In Malaysia, more co-working operators are entering the market, such as The Co. In Bangsar, says executive director of corporate services at Knight Frank Malaysia, Teh Young Khean.

“With these alternative working spaces, companies and occupiers will consider rationalising office space and consider the utilisation rates of full-time employees,” he says. “Property developers should provide offices that complement the major occupiers but have the flexibility to accommodate smaller and growing tenants.”

He notes that property developers should adapt more tenant-centric leasing terms to attract and retain tenants as they now typically want more flexible terms.

JLL’s Lau also notes that cafés are used for many activities these days, for work as well as leisure. She believes cafés provide convenience for start-ups, which usually do not have the capacity to commit to a co-working space to work in.

“Moreover, most cafés are equipped with high-speed internet. One needs only to buy a drink and can then spend the whole day working in the café. Other than start-ups, workers with flexible working hours, or those who are mostly on the run, could work in a café instead of the office if it is more convenient.”

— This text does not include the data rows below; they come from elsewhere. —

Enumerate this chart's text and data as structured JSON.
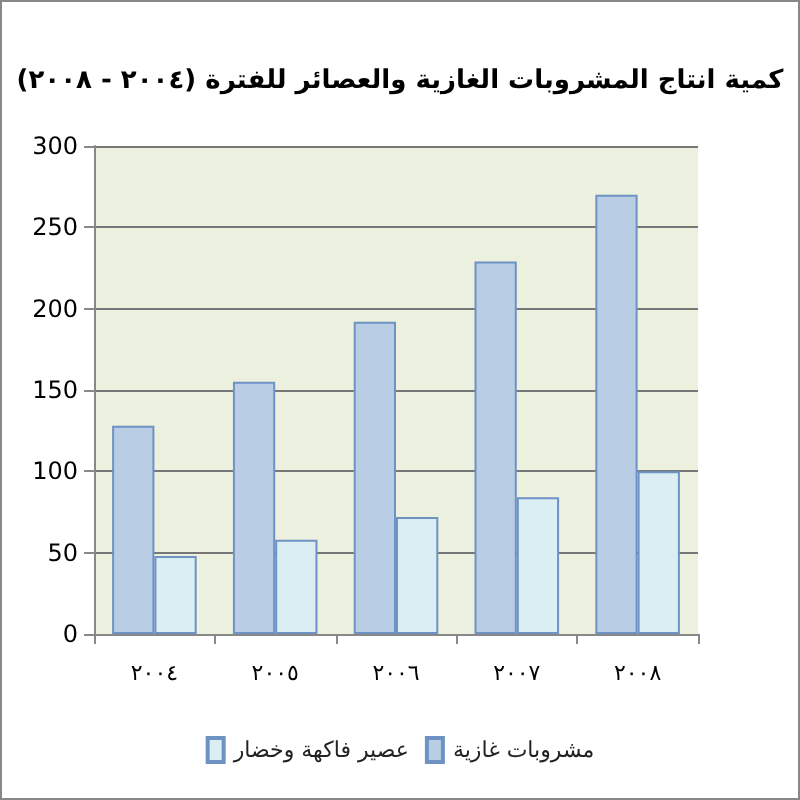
{
  "chart_data": {
    "type": "bar",
    "title": "كمية انتاج المشروبات الغازية والعصائر للفترة (٢٠٠٤ - ٢٠٠٨)",
    "categories": [
      "٢٠٠٤",
      "٢٠٠٥",
      "٢٠٠٦",
      "٢٠٠٧",
      "٢٠٠٨"
    ],
    "series": [
      {
        "name": "مشروبات غازية",
        "color": "#b9cde5",
        "values": [
          128,
          155,
          192,
          229,
          270
        ]
      },
      {
        "name": "عصير فاكهة وخضار",
        "color": "#dbeef4",
        "values": [
          48,
          58,
          72,
          84,
          100
        ]
      }
    ],
    "ylim": [
      0,
      300
    ],
    "yticks": [
      0,
      50,
      100,
      150,
      200,
      250,
      300
    ],
    "grid": "y",
    "legend": "bottom"
  }
}
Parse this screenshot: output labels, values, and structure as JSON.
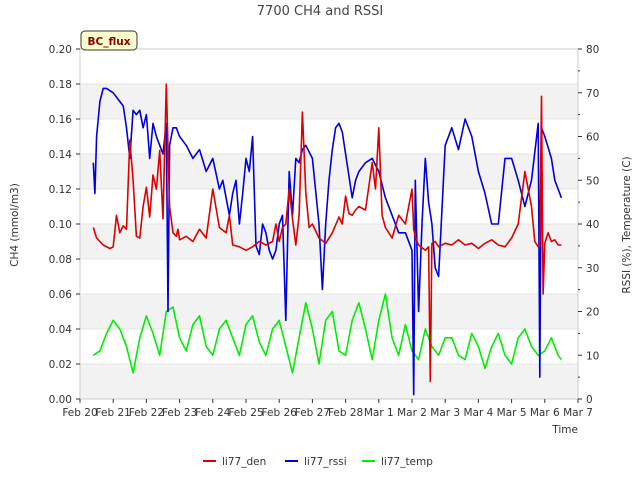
{
  "chart_data": {
    "type": "line",
    "title": "7700 CH4 and RSSI",
    "xlabel": "Time",
    "ylabel": "CH4 (mmol/m3)",
    "y2label": "RSSI (%), Temperature (C)",
    "ylim": [
      0.0,
      0.2
    ],
    "y2lim": [
      0,
      80
    ],
    "xlim": [
      0,
      15
    ],
    "grid": "horizontal bands",
    "legend_position": "bottom-center",
    "badge": "BC_flux",
    "x_ticks": [
      "Feb 20",
      "Feb 21",
      "Feb 22",
      "Feb 23",
      "Feb 24",
      "Feb 25",
      "Feb 26",
      "Feb 27",
      "Feb 28",
      "Mar 1",
      "Mar 2",
      "Mar 3",
      "Mar 4",
      "Mar 5",
      "Mar 6",
      "Mar 7"
    ],
    "y_ticks": [
      "0.00",
      "0.02",
      "0.04",
      "0.06",
      "0.08",
      "0.10",
      "0.12",
      "0.14",
      "0.16",
      "0.18",
      "0.20"
    ],
    "y2_ticks": [
      "0",
      "10",
      "20",
      "30",
      "40",
      "50",
      "60",
      "70",
      "80"
    ],
    "series": [
      {
        "name": "li77_den",
        "color": "#dd0000",
        "axis": "left",
        "x": [
          0.4,
          0.5,
          0.7,
          0.9,
          1.0,
          1.1,
          1.2,
          1.3,
          1.4,
          1.5,
          1.6,
          1.7,
          1.8,
          1.9,
          2.0,
          2.1,
          2.2,
          2.3,
          2.4,
          2.5,
          2.6,
          2.7,
          2.8,
          2.9,
          2.95,
          3.0,
          3.2,
          3.4,
          3.6,
          3.8,
          4.0,
          4.2,
          4.4,
          4.5,
          4.6,
          4.8,
          5.0,
          5.2,
          5.4,
          5.6,
          5.8,
          5.9,
          6.0,
          6.1,
          6.2,
          6.3,
          6.4,
          6.5,
          6.6,
          6.7,
          6.8,
          6.9,
          7.0,
          7.2,
          7.4,
          7.6,
          7.8,
          7.9,
          8.0,
          8.1,
          8.2,
          8.3,
          8.4,
          8.6,
          8.8,
          8.9,
          9.0,
          9.1,
          9.2,
          9.4,
          9.6,
          9.8,
          10.0,
          10.05,
          10.1,
          10.15,
          10.2,
          10.4,
          10.5,
          10.55,
          10.6,
          10.7,
          10.8,
          11.0,
          11.2,
          11.4,
          11.6,
          11.8,
          12.0,
          12.2,
          12.4,
          12.6,
          12.8,
          13.0,
          13.2,
          13.4,
          13.6,
          13.7,
          13.8,
          13.85,
          13.9,
          13.95,
          14.0,
          14.1,
          14.2,
          14.3,
          14.4,
          14.5
        ],
        "values": [
          0.098,
          0.092,
          0.088,
          0.086,
          0.087,
          0.105,
          0.095,
          0.099,
          0.097,
          0.148,
          0.125,
          0.093,
          0.092,
          0.11,
          0.121,
          0.104,
          0.128,
          0.12,
          0.142,
          0.103,
          0.18,
          0.11,
          0.095,
          0.093,
          0.097,
          0.091,
          0.093,
          0.09,
          0.097,
          0.092,
          0.12,
          0.098,
          0.095,
          0.105,
          0.088,
          0.087,
          0.085,
          0.087,
          0.09,
          0.088,
          0.09,
          0.1,
          0.09,
          0.098,
          0.1,
          0.12,
          0.103,
          0.088,
          0.105,
          0.164,
          0.118,
          0.098,
          0.1,
          0.092,
          0.089,
          0.095,
          0.104,
          0.1,
          0.116,
          0.106,
          0.105,
          0.108,
          0.11,
          0.108,
          0.135,
          0.12,
          0.155,
          0.105,
          0.098,
          0.092,
          0.105,
          0.1,
          0.12,
          0.097,
          0.093,
          0.09,
          0.088,
          0.085,
          0.087,
          0.01,
          0.089,
          0.09,
          0.087,
          0.089,
          0.088,
          0.091,
          0.088,
          0.089,
          0.086,
          0.089,
          0.091,
          0.088,
          0.087,
          0.092,
          0.1,
          0.13,
          0.11,
          0.09,
          0.087,
          0.088,
          0.173,
          0.06,
          0.089,
          0.095,
          0.09,
          0.091,
          0.088,
          0.088
        ]
      },
      {
        "name": "li77_rssi",
        "color": "#0000dd",
        "axis": "right",
        "x": [
          0.4,
          0.45,
          0.5,
          0.6,
          0.7,
          0.8,
          1.0,
          1.2,
          1.3,
          1.4,
          1.5,
          1.6,
          1.7,
          1.8,
          1.9,
          2.0,
          2.1,
          2.2,
          2.3,
          2.4,
          2.5,
          2.6,
          2.65,
          2.7,
          2.8,
          2.9,
          3.0,
          3.2,
          3.4,
          3.6,
          3.8,
          4.0,
          4.2,
          4.3,
          4.5,
          4.6,
          4.7,
          4.8,
          4.9,
          5.0,
          5.1,
          5.2,
          5.3,
          5.4,
          5.5,
          5.6,
          5.7,
          5.8,
          5.9,
          6.0,
          6.1,
          6.2,
          6.3,
          6.4,
          6.5,
          6.6,
          6.7,
          6.8,
          7.0,
          7.2,
          7.3,
          7.4,
          7.5,
          7.6,
          7.7,
          7.8,
          7.9,
          8.0,
          8.2,
          8.3,
          8.4,
          8.6,
          8.8,
          9.0,
          9.2,
          9.4,
          9.6,
          9.8,
          10.0,
          10.05,
          10.1,
          10.2,
          10.3,
          10.4,
          10.5,
          10.6,
          10.7,
          10.8,
          11.0,
          11.2,
          11.4,
          11.6,
          11.8,
          12.0,
          12.2,
          12.4,
          12.6,
          12.8,
          13.0,
          13.2,
          13.4,
          13.6,
          13.8,
          13.85,
          13.9,
          14.0,
          14.2,
          14.3,
          14.4,
          14.5
        ],
        "values": [
          54,
          47,
          60,
          68,
          71,
          71,
          70,
          68,
          67,
          62,
          55,
          66,
          65,
          66,
          62,
          65,
          55,
          63,
          60,
          58,
          56,
          63,
          20,
          58,
          62,
          62,
          60,
          58,
          55,
          57,
          52,
          55,
          48,
          50,
          42,
          47,
          50,
          40,
          47,
          55,
          52,
          60,
          35,
          33,
          40,
          38,
          34,
          32,
          34,
          40,
          42,
          18,
          52,
          42,
          55,
          54,
          57,
          58,
          55,
          40,
          25,
          40,
          50,
          57,
          62,
          63,
          61,
          56,
          46,
          50,
          52,
          54,
          55,
          52,
          46,
          42,
          38,
          38,
          34,
          1,
          50,
          20,
          40,
          55,
          45,
          40,
          30,
          28,
          58,
          62,
          57,
          64,
          60,
          52,
          47,
          40,
          40,
          55,
          55,
          50,
          44,
          50,
          63,
          5,
          62,
          60,
          55,
          50,
          48,
          46
        ]
      },
      {
        "name": "li77_temp",
        "color": "#00ee00",
        "axis": "right",
        "x": [
          0.4,
          0.6,
          0.8,
          1.0,
          1.2,
          1.4,
          1.6,
          1.8,
          2.0,
          2.2,
          2.4,
          2.6,
          2.8,
          3.0,
          3.2,
          3.4,
          3.6,
          3.8,
          4.0,
          4.2,
          4.4,
          4.6,
          4.8,
          5.0,
          5.2,
          5.4,
          5.6,
          5.8,
          6.0,
          6.2,
          6.4,
          6.6,
          6.8,
          7.0,
          7.2,
          7.4,
          7.6,
          7.8,
          8.0,
          8.2,
          8.4,
          8.6,
          8.8,
          9.0,
          9.2,
          9.4,
          9.6,
          9.8,
          10.0,
          10.2,
          10.4,
          10.6,
          10.8,
          11.0,
          11.2,
          11.4,
          11.6,
          11.8,
          12.0,
          12.2,
          12.4,
          12.6,
          12.8,
          13.0,
          13.2,
          13.4,
          13.6,
          13.8,
          14.0,
          14.2,
          14.4,
          14.5
        ],
        "values": [
          10,
          11,
          15,
          18,
          16,
          12,
          6,
          14,
          19,
          15,
          10,
          20,
          21,
          14,
          11,
          17,
          19,
          12,
          10,
          16,
          18,
          14,
          10,
          17,
          19,
          13,
          10,
          16,
          18,
          12,
          6,
          14,
          22,
          16,
          8,
          18,
          20,
          11,
          10,
          18,
          22,
          16,
          9,
          18,
          24,
          14,
          10,
          17,
          11,
          9,
          16,
          12,
          10,
          14,
          14,
          10,
          9,
          15,
          12,
          7,
          12,
          15,
          10,
          8,
          14,
          16,
          12,
          10,
          11,
          14,
          10,
          9
        ]
      }
    ]
  }
}
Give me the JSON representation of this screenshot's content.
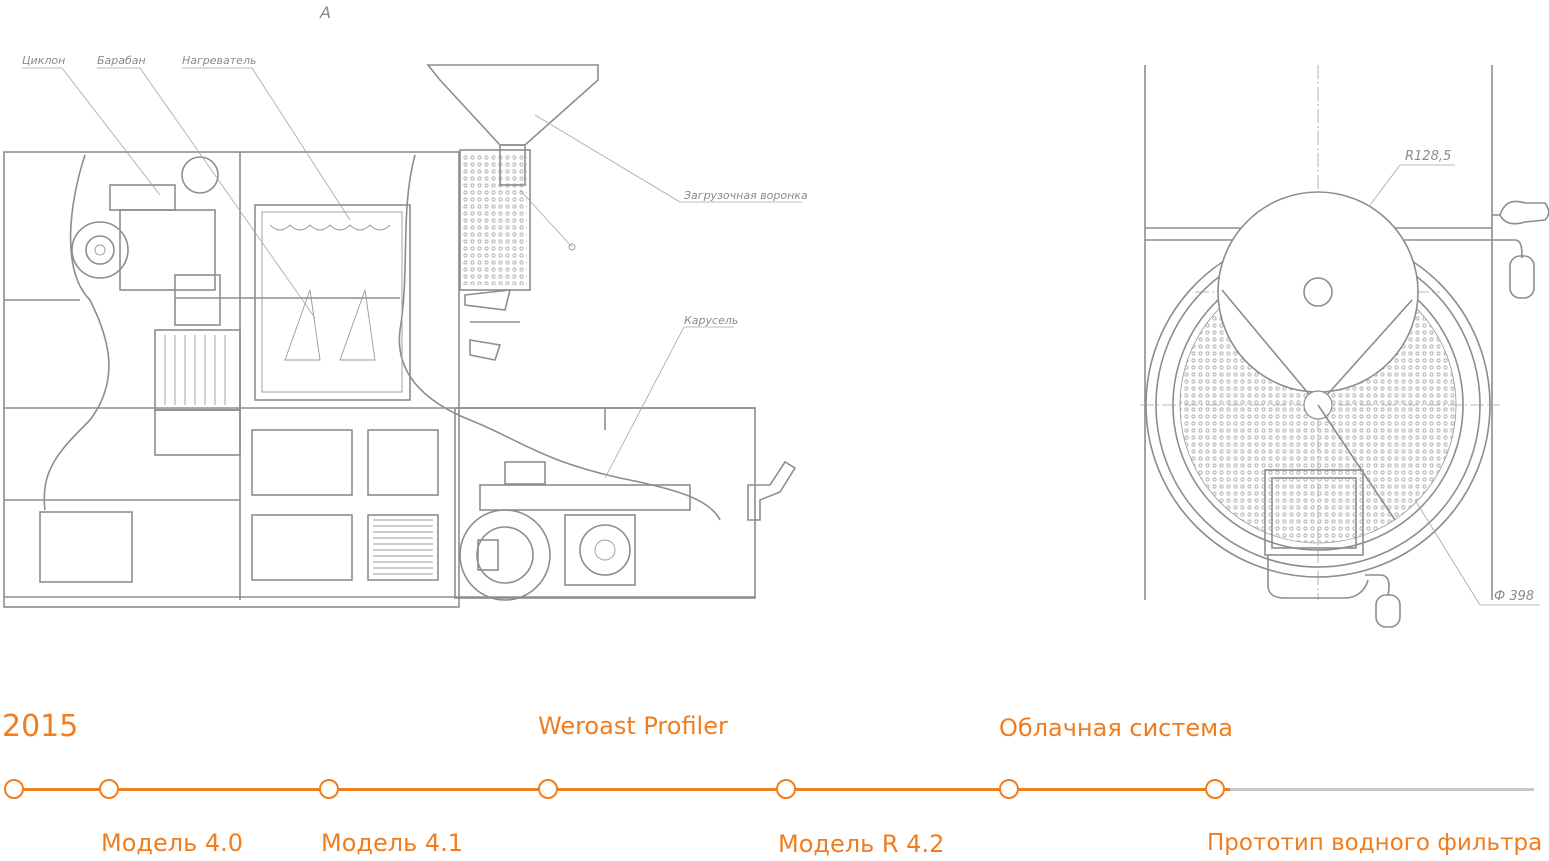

As global demand continues to soften, Malaysia is no exception. Already, the Klang Valley is seeing an oversupply of office space. Lau expects the vacancy rate in the Kuala Lumpur CBD to rise to 14.3% from 13.5% on the back of slower demand from oil and gas companies, with the absorption rate unable to match the supply coming onstream.

She notes that this situation is especially obvious in the KL Fringe submarket, with a large amount of supply coming onto the market at end-2016 and 2017. While government-linked developers can help the situation by delaying the launches of their commercial properties, she says it is important for developers to follow the new trends, requirements and expectations of the occupiers and working population.

“For instance, they can build offices that are integrated with retail,” she says. “Where there is a larger land area, integration or proximity to hotels and serviced apartments can increase the popularity of the commercial area. Greater success and more footfall are seen where offices are built close to retail — the working population supports the retail and visitors to the mall also enjoy more shared parking, lifts, security and connectivity, such as shuttle bus services.”

The start-up boom, changes in mindset, advancement of technology and adaptation to a sharing economy have driven the co-working boom in Asia-Pacific. Malaysia could see more tenancy take-ups in co-working or studio office space because of the flexibility, cost and amenities as well as the benefits of community and collaboration.